I shook my head. “Mom you can’t do this.”

She pointed a pale finger at me. “Now don’t start. You of all people shouldn’t be trying to limit my reality.”

“Mom, wait. What, what about Emily?”

“Oh your sister’ll be fine. She’s an adult now. And she’s in college.”

“She’s only eighteen! And she’s in Minneapolis, all alone.”

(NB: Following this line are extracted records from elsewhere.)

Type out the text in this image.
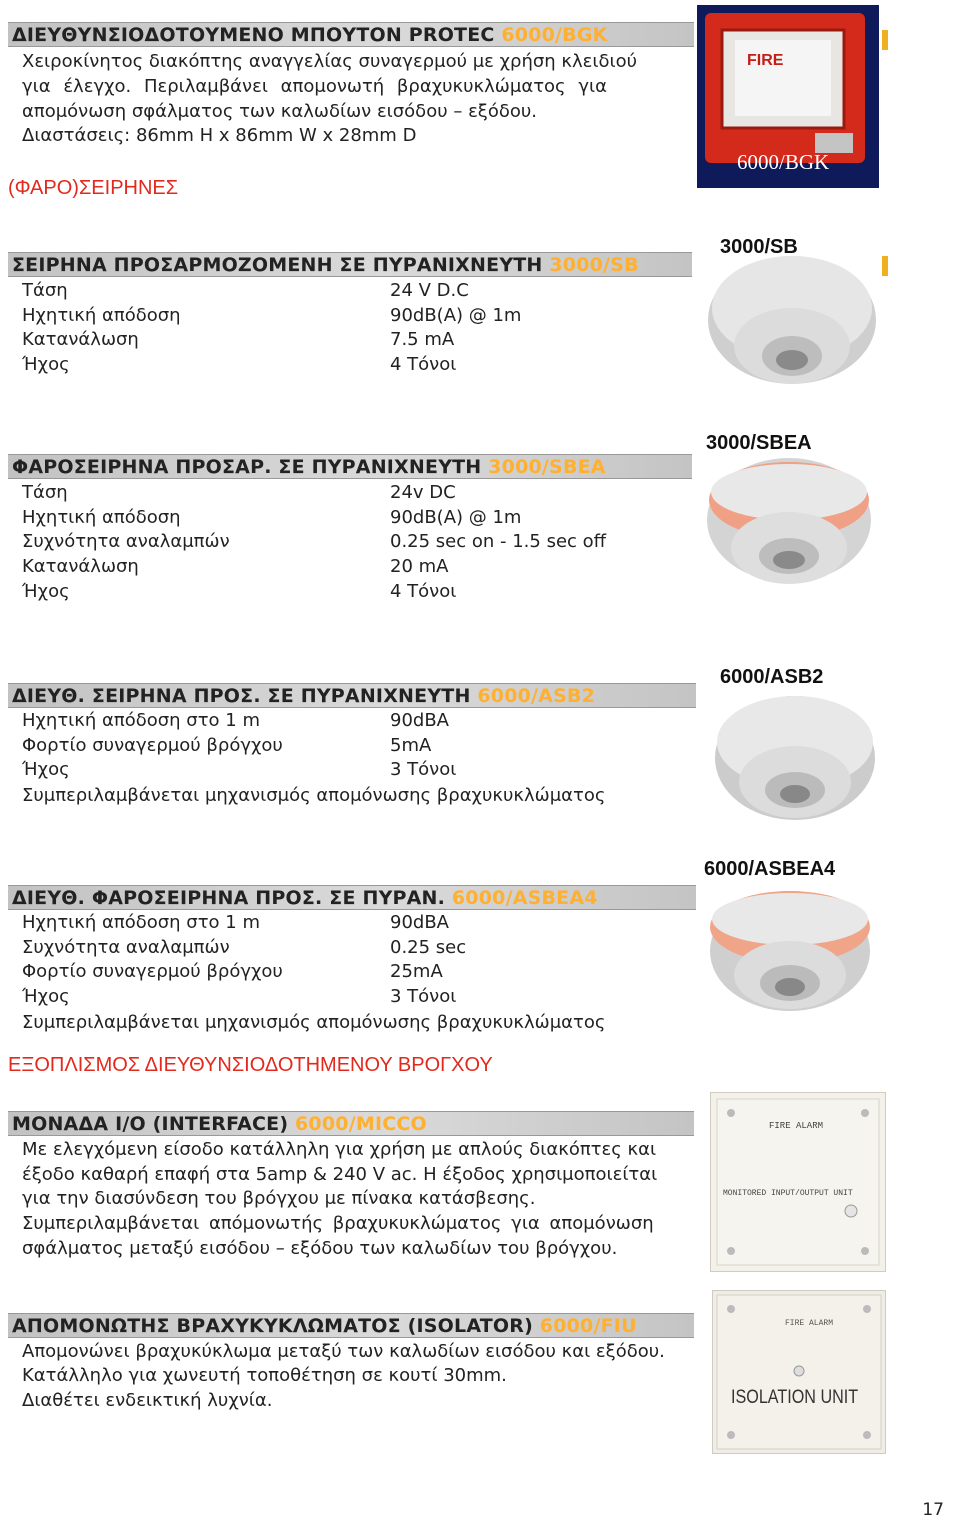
ΔΙΕΥΘΥΝΣΙΟΔΟΤΟΥΜΕΝΟ ΜΠΟΥΤΟΝ PROTEC 6000/BGK
Χειροκίνητος διακόπτης αναγγελίας συναγερμού με χρήση κλειδιού
για έλεγχο. Περιλαμβάνει απομονωτή βραχυκυκλώματος για
απομόνωση σφάλματος των καλωδίων εισόδου – εξόδου.
Διαστάσεις: 86mm H x 86mm W x 28mm D
(ΦΑΡΟ)ΣΕΙΡΗΝΕΣ
FIRE
6000/BGK
ΣΕΙΡΗΝΑ ΠΡΟΣΑΡΜΟΖΟΜΕΝΗ ΣΕ ΠΥΡΑΝΙΧΝΕΥΤΗ 3000/SB
Τάση	24 V D.C
Ηχητική απόδοση	90dB(A) @ 1m
Κατανάλωση	7.5 mA
Ήχος	4 Τόνοι
3000/SB
ΦΑΡΟΣΕΙΡΗΝΑ ΠΡΟΣΑΡ. ΣΕ ΠΥΡΑΝΙΧΝΕΥΤΗ 3000/SBEA
Τάση	24v DC
Ηχητική απόδοση	90dB(A) @ 1m
Συχνότητα αναλαμπών	0.25 sec on - 1.5 sec off
Κατανάλωση	20 mA
Ήχος	4 Τόνοι
3000/SBEA
ΔΙΕΥΘ. ΣΕΙΡΗΝΑ ΠΡΟΣ. ΣΕ ΠΥΡΑΝΙΧΝΕΥΤΗ 6000/ASB2
Ηχητική απόδοση στο 1 m	90dBA
Φορτίο συναγερμού βρόγχου	5mA
Ήχος	3 Τόνοι
Συμπεριλαμβάνεται μηχανισμός απομόνωσης βραχυκυκλώματος
6000/ASB2
ΔΙΕΥΘ. ΦΑΡΟΣΕΙΡΗΝΑ ΠΡΟΣ. ΣΕ ΠΥΡΑΝ. 6000/ASBEA4
Ηχητική απόδοση στο 1 m	90dBA
Συχνότητα αναλαμπών	0.25 sec
Φορτίο συναγερμού βρόγχου	25mA
Ήχος	3 Τόνοι
Συμπεριλαμβάνεται μηχανισμός απομόνωσης βραχυκυκλώματος
6000/ASBEA4
ΕΞΟΠΛΙΣΜΟΣ ΔΙΕΥΘΥΝΣΙΟΔΟΤΗΜΕΝΟΥ ΒΡΟΓΧΟΥ
ΜΟΝΑΔΑ Ι/Ο (INTERFACE) 6000/MICCO
Με ελεγχόμενη είσοδο κατάλληλη για χρήση με απλούς διακόπτες και
έξοδο καθαρή επαφή στα 5amp & 240 V ac. Η έξοδος χρησιμοποιείται
για την διασύνδεση του βρόγχου με πίνακα κατάσβεσης.
Συμπεριλαμβάνεται απόμονωτής βραχυκυκλώματος για απομόνωση
σφάλματος μεταξύ εισόδου – εξόδου των καλωδίων του βρόγχου.
FIRE ALARM
MONITORED INPUT/OUTPUT UNIT
ΑΠΟΜΟΝΩΤΗΣ ΒΡΑΧΥΚΥΚΛΩΜΑΤΟΣ (ISOLATOR) 6000/FIU
Απομονώνει βραχυκύκλωμα μεταξύ των καλωδίων εισόδου και εξόδου.
Κατάλληλο για χωνευτή τοποθέτηση σε κουτί 30mm.
Διαθέτει ενδεικτική λυχνία.
FIRE ALARM
ISOLATION UNIT
17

“Oh come on now, she’s in a dorm. I’d hardly call that alone. Don’t worry honey, she’ll be fine, she’s a smart girl. Oh stop looking at me like that.”

“I just can’t believe it. You’ve been married for thirty years.”

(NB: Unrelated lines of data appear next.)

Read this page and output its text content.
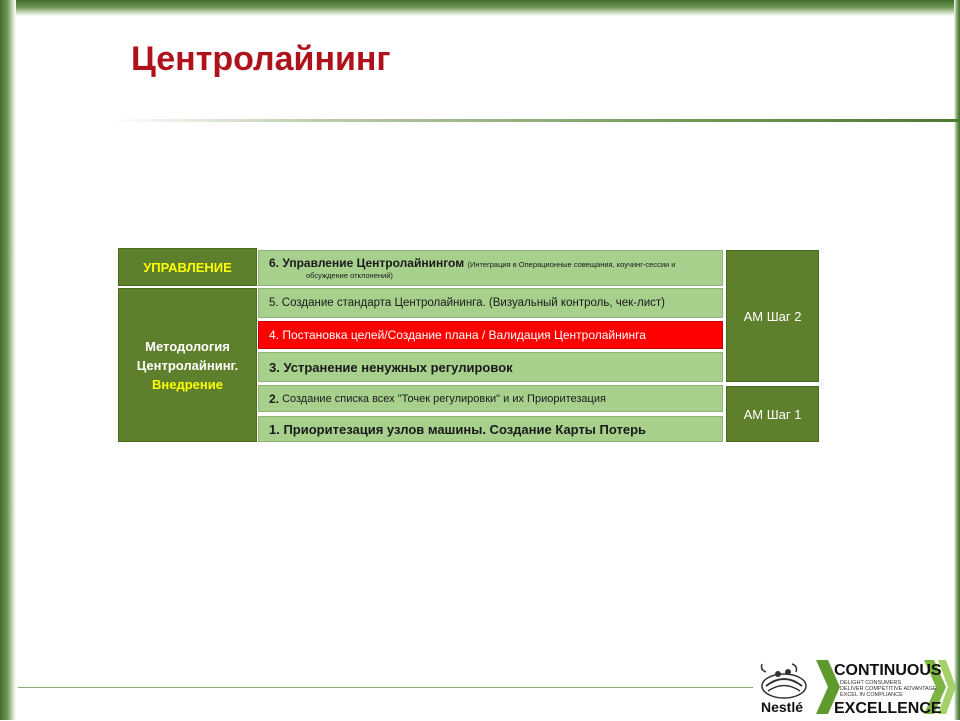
Центролайнинг
УПРАВЛЕНИЕ
Методология
Центролайнинг.
Внедрение
6. Управление Центролайнингом (Интеграция в Операционные совещания, коучинг-сессии и
обсуждение отклонений)
5. Создание стандарта Центролайнинга. (Визуальный контроль, чек-лист)
4. Постановка целей/Создание плана / Валидация Центролайнинга
3. Устранение ненужных регулировок
2. Создание списка всех "Точек регулировки" и их Приоритезация
1. Приоритезация узлов машины. Создание Карты Потерь
АМ Шаг 2
АМ Шаг 1
Nestlé
CONTINUOUS
DELIGHT CONSUMERS
DELIVER COMPETITIVE ADVANTAGE
EXCEL IN COMPLIANCE
EXCELLENCE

“Only twenty eight. And I enjoyed most of it, I’ll give you that. Your father was a good husband. But now I’m ready to move on. And I’m so tickled I meet you out here, taking Moose for a walk. Say, you want to see my new place?”

“You’ve already got a place?”

“Yeah, in Nob Hill. I’m sharing an apartment with two other divorcées, Sharon and Kate. They’re real sweethearts. They’re taking me out dancing tonight. Well what’s the matter? Aren’t you happy to see me? Say, what are you doing here anyway?”

“I was meeting someone.”

“A girl?”

I sighed. “Yes.”

“See? You’re doing it too. Have you read Nietzsche?”

“Yes, mom. So what are you gonna to do then?”

“Oh well I’ve got a job at the city hospital for now, but I’m going to go back to school next fall. I got into CCA, just like you! Maybe we’ll be in some of the same classes. I’m starting with painting and theater . . .” She gestured to cross the street. “Come on, I’ll show ya the apartment.”

I followed her in a daze, my date forgotten.

For the next week my life came to a standstill. Every day I skipped writing classes and cut homework helping her get settled in Nob Hill. Then I saw her less and less as she made friends at the hospital and started going out with her roommates more and more. Three weeks later, after being incommunicado for a week, I was at the Makeout Room, on a Friday, with my friend Paul.

“Bro,” he said, nudging my elbow at the bar. “Check out that red-haired cougar on the dance floor.”

Hating too, but drawn by some force beyond my control, I turned to look. There she was, in a green skirt and heels, salsaing with a tall man with slicked back hair.

“Too old for me,” Paul said. “But she’s certainly got some moves.”

“Bartender,” I screamed. “Double whiskey. Now!”

“Hey man, are you OK?”

“No, I’m not OK, we need to get the fuck out of here. As soon as I drink this.”

“What the fuck’s the matter dude? Do you know that lady?”

“Yes . . . No. She’s my . . . Oh goddamn you, you syphilitic bastard.”

“Who the fuck are you talking to?”

“Look,” I said, spreading my hands out on the bar top. “All I’m gonna say is, fuck, man, Friedrich Nietzsche ruined my life.”

Paul put his hands up. “Who the fuck is Fred Nietzsche?”

“Trust me bro,” I said, head bowed. “You don’t want to know.”